Learning About Lavender and Other Essential Oils Through Materials From Life Science Publishers
Many people use essential oils for a variety of purposes, such as aromatherapy for relaxation, alertness, and even healing. Materials from Life Science Publishers provide details about which oils produce a range of effects. Skeptics may wonder if aromatherapy actually is useful for anything other than some minor adjustments to one’s emotional state. Sure, a pleasant scent wafting through the room may help someone feel more content or invigorated, but does aromatherapy really have any positive effects on physical and mental health?
Lavender’s Calming Effects
Most research on the subject verifies that certain essential oils are indeed useful for creating positive changes in emotions. Studies have shown, for example, that the scent of lavender is calming for nursing home patients with dementia who become agitated. Studies also indicate that this specific scent can improve the general quality of life for people with Alzheimer’s disease and other forms of dementia. This is not a case in which any pleasant scent is found soothing since lavender specifically has these beneficial effects compared with other fragrances that have been tried.
Lavender for Reducing Pain
Interestingly, lavender oil also appears to have other beneficial effects. Aromatherapy with lavender has been shown to reduce pain in patients with knee osteoarthritis and with other types of chronic pain. Lavender oil may be especially appropriate as a complementary therapy. A person with knee osteoarthritis, for instance, may feel better when combining conventional medical treatment with lavender oil aromatherapy.

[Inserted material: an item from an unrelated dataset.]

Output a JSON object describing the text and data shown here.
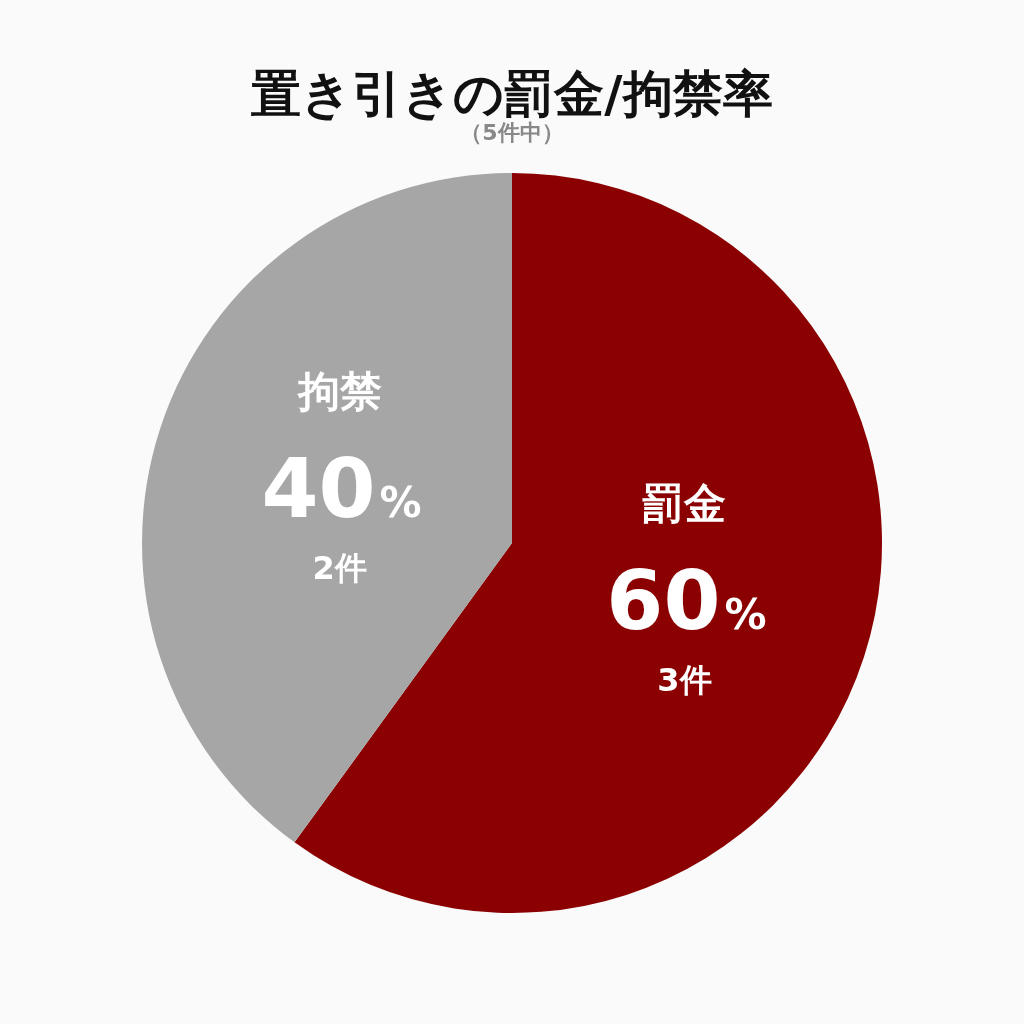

The scent is not claimed to actually heal arthritis damage, but rather to have a positive effect on the nervous system so discomfort is minimized. This could allow the patient to take lower doses of pain relief medication than had been the case previously.
Studies about healing properties of the myriad of essential oils available are scant. Nevertheless, the research that has been conducted, along with anecdotal reports from naturopaths, massage therapists, and individual users, supports the use of aromatherapy. A person who would like to try essential oil aromatherapy for improvement of specific symptoms and mood will want to learn which scents are considered most favorable for that particular need.